Веснушчатый старик допил свое пиво, а его дочь апельсиновый сок. Разомлев от жары, оба притихли. Только мальчишка был полон энергии. Гурьеву он показался симпатягой — густая золотистая шевелюра, узкое породистое лицо, сильное, длинное, покрытое красивым загаром тело. Славный на вид парнишка! Должно быть, ровесник его дочери. И имя понравилось — Вилли. Так окликнула его мать.

Вилли расхаживал вокруг бассейна с новеньким, поблескивающим никелем фотоаппаратом и лениво щелкал затвором. Снимал явно от нечего делать, от невозможности в этакую жарищу найти более увлекательное занятие. Сфотографировал лохматую пальму у бассейна, ажурную беседку, где туристы прячутся от солнца, юркого кельнера с подносом на руке, невесть как очутившуюся здесь и тут же прогнанную уборщиком дворовую собаку. Попытался запечатлеть на память истомленную зноем толстую даму, развалившуюся на пляжной раскладушке, но та угрожающе подняла увесистый кулак, и Вилли отступил. Подошел сбоку к креслам, в которых сидели Гурьев и Чугаев, и трижды щелкнул затвором.

— Шалопай! — пробурчал недовольный Чугаев. Он стеснялся своего не по годам раннего брюшка. — Снять бы штаны да…

Гурьев усмехнулся:

— Ерунда! Он же ребенок. Чего с него взять? — К детям Гурьев всегда относился снисходительно. — Зато какая у него мама!
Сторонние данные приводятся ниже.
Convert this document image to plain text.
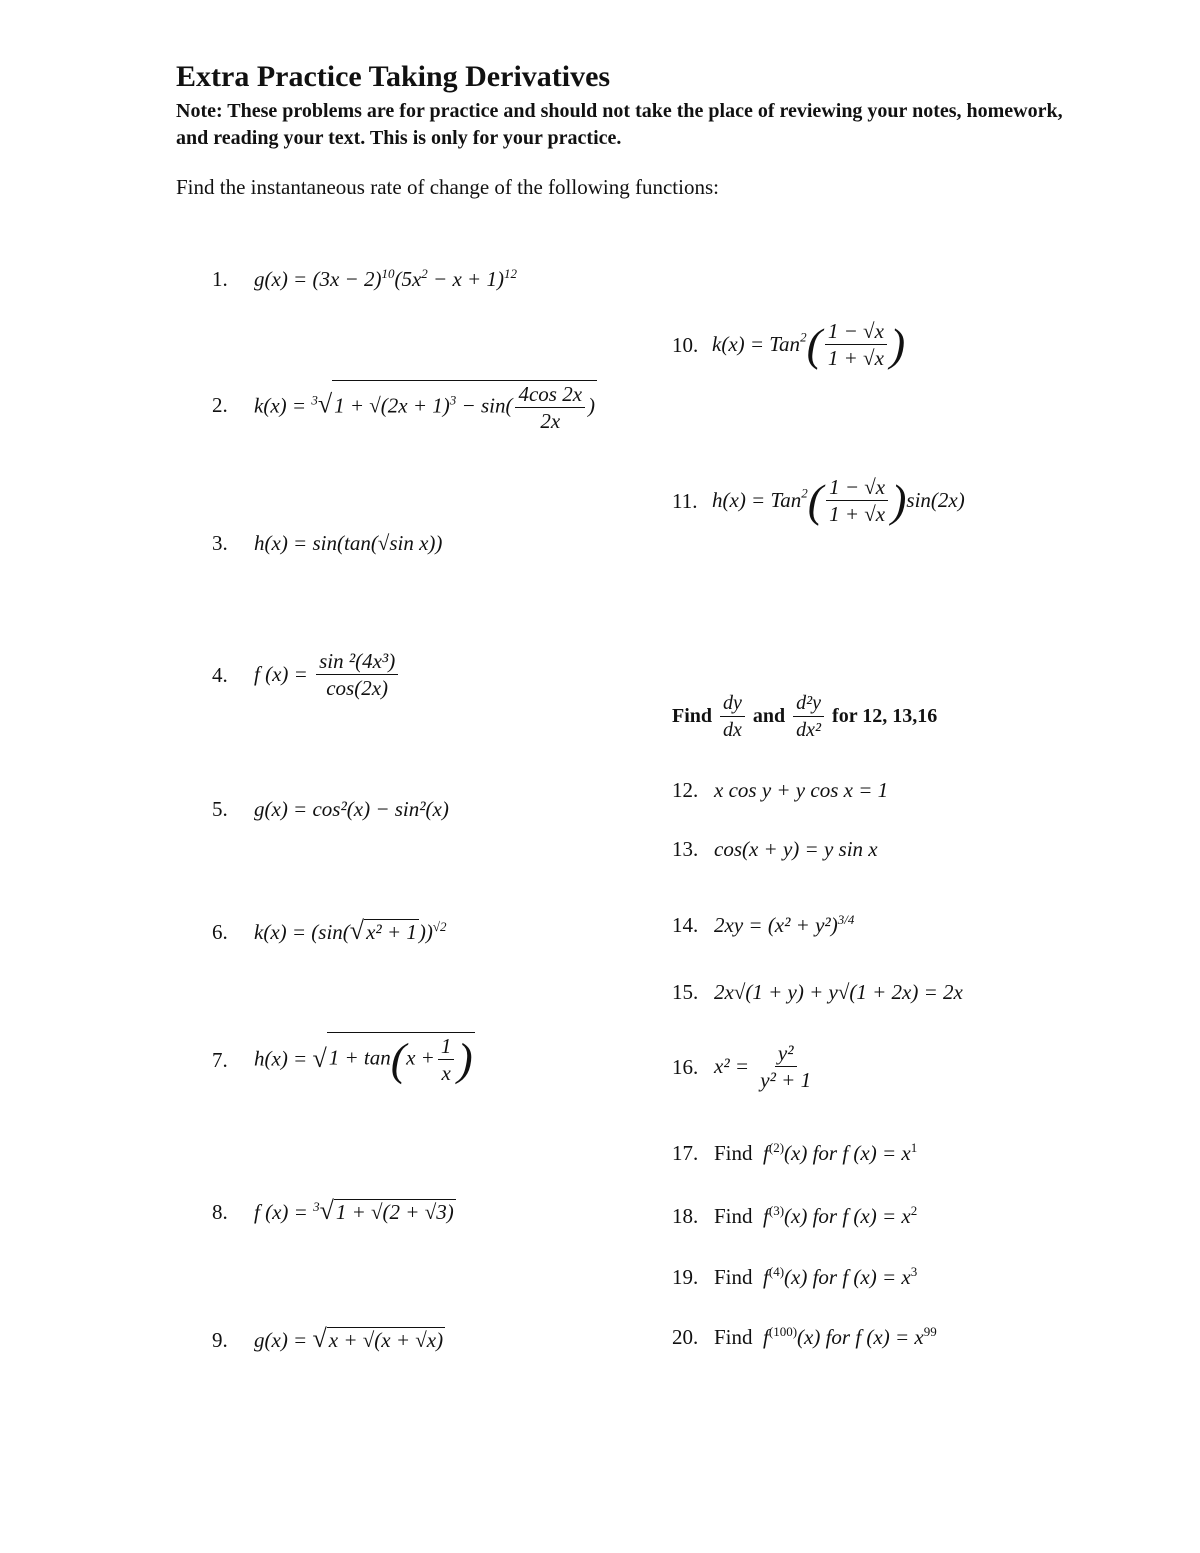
Extra Practice Taking Derivatives
Note: These problems are for practice and should not take the place of reviewing your notes, homework, and reading your text. This is only for your practice.
Find the instantaneous rate of change of the following functions:
1. $g(x) = (3x - 2)^{10}(5x^2 - x + 1)^{12}$
2. $k(x) = ^3√1 + √(2x + 1)^3 - \sin( \frac{4\cos 2x}{2x}$ )
3. h(x) = sin(tan(√sin x))
4. f $(x) = \frac{\text{sin ²(4x³)}}{\cos(2x)}$
5. g(x) = cos²(x) − sin²(x)
6. $k(x) = (\sin(√x^2 + 1))^{√2}$
7. $h(x) = √1 + \tan(x + \frac{1}{x}$ )
8. f (x) = $^3$√1 + √(2 + √3)
9. g(x) = √x + √(x + √x)
10. $k(x) = Tan^2( \frac{1 - √x}{1 + √x}$ )
11. $h(x) = Tan^2( \frac{1 - √x}{1 + √x} )\sin(2x)$
Find $\frac{dy}{dx}$ and $\frac{\text{d²y}}{\text{dx²}}$ for 12, 13,16
12. x cos y + y cos x = 1
13. cos(x + y) = y sin x
14. $2xy = (x^2 + y^2)^{3/4}$
15. 2x√(1 + y) + y√(1 + 2x) = 2x
16. $x^2 = \frac{\text{y²}}{\text{y² + 1}}$
17. Find $f^{(2)}(x)$ for f $(x) = x^1$
18. Find $f^{(3)}(x)$ for f $(x) = x^2$
19. Find $f^{(4)}(x)$ for f $(x) = x^3$
20. Find $f^{(100)}(x)$ for f $(x) = x^{99}$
Чугаев, снова украдкой бросив взгляд на недалекий от него шезлонг, вздохнул. Конечно, лучше бы, если этой немки сейчас здесь не было! Покойнее для моряка!
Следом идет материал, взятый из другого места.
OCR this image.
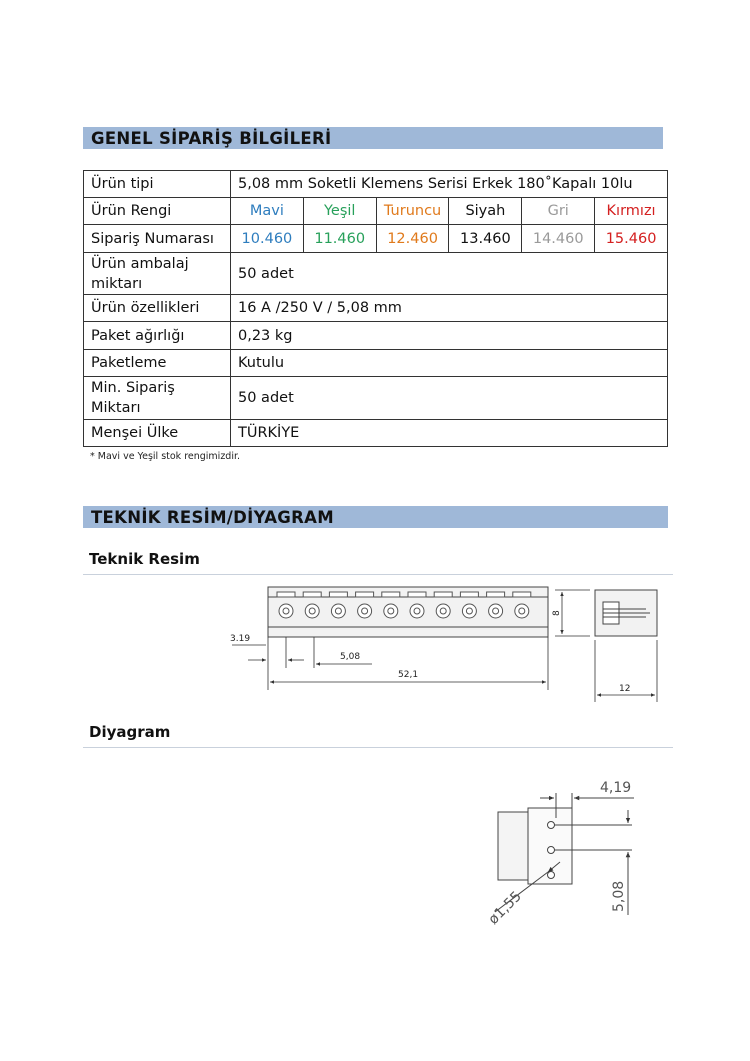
GENEL SİPARİŞ BİLGİLERİ
Ürün tipi	5,08 mm Soketli Klemens Serisi Erkek 180˚Kapalı 10lu					
Ürün Rengi	Mavi	Yeşil	Turuncu	Siyah	Gri	Kırmızı
Sipariş Numarası	10.460	11.460	12.460	13.460	14.460	15.460

Ürün ambalaj
miktarı	50 adet					
Ürün özellikleri	16 A /250 V / 5,08 mm					
Paket ağırlığı	0,23 kg					
Paketleme	Kutulu					

Min. Sipariş
Miktarı	50 adet					
Menşei Ülke	TÜRKİYE					
* Mavi ve Yeşil stok rengimizdir.
TEKNİK RESİM/DİYAGRAM
Teknik Resim
3.19
5,08
52,1
8
12
Diyagram
4,19
5,08
ø1,55
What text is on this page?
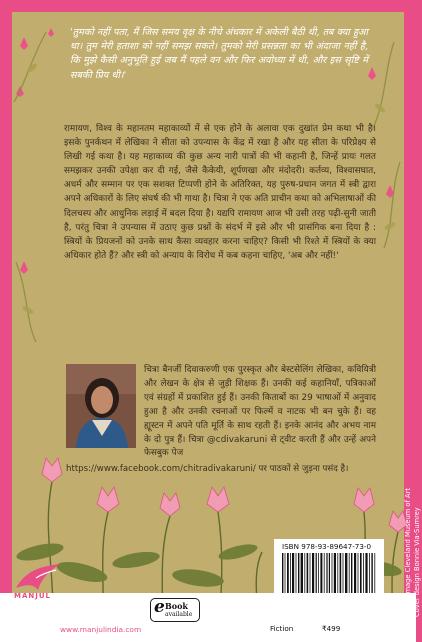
'तुमको नहीं पता, मैं जिस समय वृक्ष के नीचे अंधकार में अकेली बैठी थी, तब क्या हुआ था। तुम मेरी हताशा को नहीं समझ सकते। तुमको मेरी प्रसन्नता का भी अंदाजा नहीं है, कि मुझे कैसी अनुभूति हुई जब मैं पहले वन और फिर अयोध्या में थी, और इस सृष्टि में सबकी प्रिय थी।'

रामायण, विश्व के महानतम महाकाव्यों में से एक होने के अलावा एक दुखांत प्रेम कथा भी है। इसके पुनर्कथन में लेखिका ने सीता को उपन्यास के केंद्र में रखा है और यह सीता के परिप्रेक्ष्य से लिखी गई कथा है। यह महाकाव्य की कुछ अन्य नारी पात्रों की भी कहानी है, जिन्हें प्रायः गलत समझकर उनकी उपेक्षा कर दी गई, जैसे कैकेयी, शूर्पणखा और मंदोदरी। कर्तव्य, विश्वासघात, अधर्म और सम्मान पर एक सशक्त टिप्पणी होने के अतिरिक्त, यह पुरुष-प्रधान जगत में स्त्री द्वारा अपने अधिकारों के लिए संघर्ष की भी गाथा है। चित्रा ने एक अति प्राचीन कथा को अभिलाषाओं की दिलचस्प और आधुनिक लड़ाई में बदल दिया है। यद्यपि रामायण आज भी उसी तरह पढ़ी-सुनी जाती है, परंतु चित्रा ने उपन्यास में उठाए कुछ प्रश्नों के संदर्भ में इसे और भी प्रासंगिक बना दिया है : स्त्रियों के प्रियजनों को उनके साथ कैसा व्यवहार करना चाहिए? किसी भी रिश्ते में स्त्रियों के क्या अधिकार होते हैं? और स्त्री को अन्याय के विरोध में कब कहना चाहिए, 'अब और नहीं!'

चित्रा बैनर्जी दिवाकरुणी एक पुरस्कृत और बेस्टसेलिंग लेखिका, कवियित्री और लेखन के क्षेत्र से जुड़ी शिक्षक हैं। उनकी कई कहानियाँ, पत्रिकाओं एवं संग्रहों में प्रकाशित हुई हैं। उनकी किताबों का 29 भाषाओं में अनुवाद हुआ है और उनकी रचनाओं पर फिल्में व नाटक भी बन चुके हैं। वह ह्यूस्टन में अपने पति मूर्ति के साथ रहती हैं। इनके आनंद और अभय नाम के दो पुत्र हैं। चित्रा @cdivakaruni से ट्वीट करती हैं और उन्हें अपने फेसबुक पेज
https://www.facebook.com/chitradivakaruni/ पर पाठकों से जुड़ना पसंद है।

ISBN 978-93-89647-73-0
MANJUL
www.manjulindia.com
e Book
available
Fiction	₹499
Cover image Cleveland Museum of Art Cover design Bonnie Via-Sumrey
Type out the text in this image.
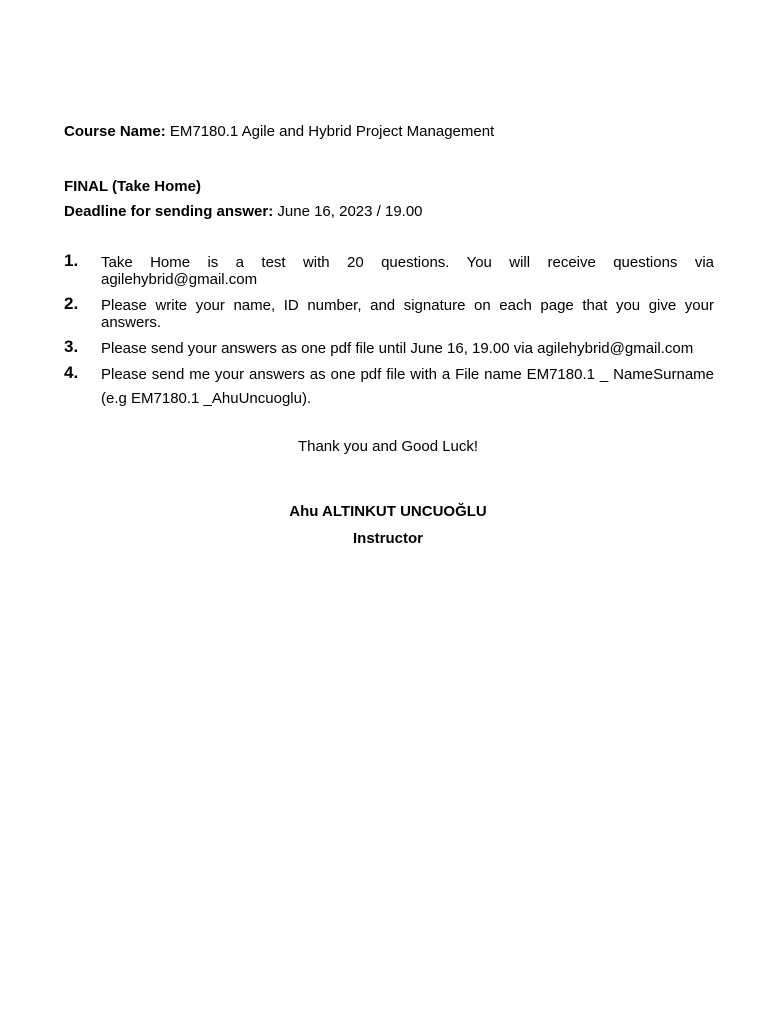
Course Name: EM7180.1 Agile and Hybrid Project Management
FINAL (Take Home)
Deadline for sending answer: June 16, 2023 / 19.00
1. Take Home is a test with 20 questions. You will receive questions via agilehybrid@gmail.com
2. Please write your name, ID number, and signature on each page that you give your answers.
3. Please send your answers as one pdf file until June 16, 19.00 via agilehybrid@gmail.com
4. Please send me your answers as one pdf file with a File name EM7180.1 _ NameSurname (e.g EM7180.1 _AhuUncuoglu).
Thank you and Good Luck!
Ahu ALTINKUT UNCUOĞLU
Instructor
Солнце уже клонилось к закату, жара понемногу спадала, с крыши отеля, где был расположен ресторан, до неслись звуки оркестра — там начинались вечерние танцы.

Вдруг возле наших моряков остановился молодой кельнер с подносом. Поставил на столик две кружки со свежим пивом.

— Но мы больше не заказывали пива, — удивился Чугаев.

Кельнер блеснул улыбкой:

— Это вам прислали!

— Кто?

Черная физиономия кельнера осветилась сдержанной улыбкой:

— Одна дама…

Чугаев бросил быстрый взгляд в сторону немки. Положив руку под голову, она смотрела на Чугаева и улыбалась.


Солнце здесь восходит и заходит в одно и то же время — недалеко экватор. День и ночь не разделены сумерками, от света ко тьме переход скорый — будто повернут рубильник.

Во тьме этот большой африканский город кажется таинственным и полным неожиданностей. Тяжелыми глыбами ползут над его крышами тропические облака, сходясь друг с другом, искрятся молниями. В дымном влажном мраке светятся как дотлевающие костры. Чернота садовых зарослей скрывает богатые виллы, и там, в зарослях, неумолчно урчат моторы, будто где-то во тьме хоронятся грозные, но готовые к битве моторизированные армады. Это работают бесчисленные воздушные кондиционеры, нагоняя в спальни богачей искусственную прохладу. Громкий смех, отчаянная брань, плач детей, стальной вой транзисторов, деревянный скрип лягушек в вонючих канавах, торжествующий, подобный громам отдаленной грозы, грохот тамтамов — все это в душном сумраке кварталов, там, где обитает трудовой люд и где нет садов и кондиционеров.